Have you ever been in a relationship and knew it was time to sever your ties? All the signs were on the wall, but you kept telling yourself, “I’ll give it one more try.” Knowing all along you should’ve cut your losses and walked away.
Well … that’s the inevitable truth with my relationship with Sundial Brands’ Shea Moisture.
I’ve been irked since I read the news that Unilever acquired Sundial Brands, one of the largest producers of hair and skincare products for African American women, in November 2017.
Darn it! Yet another company specializing in products for African Americans has delivered its loyal supporters into the hands of a beauty brand that not too long ago felt wasn’t worthy enough for their business.
This is not based on emotions, maybe a little bit, but on facts. According to a WWD report, African American women spent $7.5 billion per year on beauty products. To top it off, we spent 80 percent more money on cosmetics and twice as much on skincare than the mainstream female market.
Something is terribly wrong if we spent that much money, but are grossly ignored by mainstream brands.
Tiffany Gill, Associate Professor of History and Black American Studies at the University of Delaware, stated that many mainstream brands are reluctant to add shades for women of color. Their rationale? It’ll damage their brand making it less glamorous, less beautiful. (source)
This is why I’m having a problem with my loyalty to Shea Moisture since being sold to Unilever. Mainstream beauty brands only want my business now because they see me as a dollar sign and not as a deserving customer.
On L’Oréal’s African Beauty Brands page, it states:
“Our consumers are the source of our inspiration as it is almost impossible to find a wider scope of beauty rituals amongst any other consumer group: from braiding to weaving from relaxing to treating from coloring to styling.”
(By the way, L’Oréal bought Carol’s Daughter in 2014.)
Enter my ire with Sundial Brands. What was the upside for them? Sundial Brands already have a huge following of women of color who spend more money on beauty rituals than the general market.
I’m not buying their explanation that it’ll widen their audience reach (not that they owe me or anyone an explanation) or that they’ve set aside money to help women of color start new business.
First, the beauty industry has cornered the mainstream market, so they’re properly represented. Secondly, I think they set aside the money for black female entrepreneurship because they knew they’d get some blowback from their loyal supporters.
In addition to African American women having less beauty options, we also have more hazardous product ingredients. Environmental Working Group found that less than 25 percent of products marketed to black women have little to no potential for hazardous ingredients. Skincare products scored well. Hair care products scored abysmally.
Meanwhile, 40 percent of products marketed to the general market are less hazardous.

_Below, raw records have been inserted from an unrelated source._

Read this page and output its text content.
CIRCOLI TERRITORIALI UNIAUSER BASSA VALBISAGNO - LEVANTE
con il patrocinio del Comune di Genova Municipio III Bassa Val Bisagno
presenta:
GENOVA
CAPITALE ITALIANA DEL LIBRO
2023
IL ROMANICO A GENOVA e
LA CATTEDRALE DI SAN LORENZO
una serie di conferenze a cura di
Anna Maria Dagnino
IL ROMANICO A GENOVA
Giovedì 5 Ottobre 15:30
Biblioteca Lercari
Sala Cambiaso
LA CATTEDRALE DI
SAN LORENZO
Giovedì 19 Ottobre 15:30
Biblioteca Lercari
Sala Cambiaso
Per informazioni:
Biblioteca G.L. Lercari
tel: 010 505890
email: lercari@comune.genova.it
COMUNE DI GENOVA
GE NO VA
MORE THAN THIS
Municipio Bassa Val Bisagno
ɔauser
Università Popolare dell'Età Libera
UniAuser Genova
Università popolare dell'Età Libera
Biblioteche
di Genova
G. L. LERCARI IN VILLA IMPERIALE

Therefore, I’m going to listen to my gut and walk away from Shea Moisture. I’ve decided to harness my portion of the $1.2 trillion African American spending power, 22 percent of which is spent in the $42 billion personal care product market, and support an indie hair care brand.
Indie brands have led the way in filling the gap mainstream brands left. While mainstream brands heavily advertise on television and in magazines, where the general market view their information, indie brands target African American women on social media, where they spend their time searching for product reviews, how-tos, and recommendations.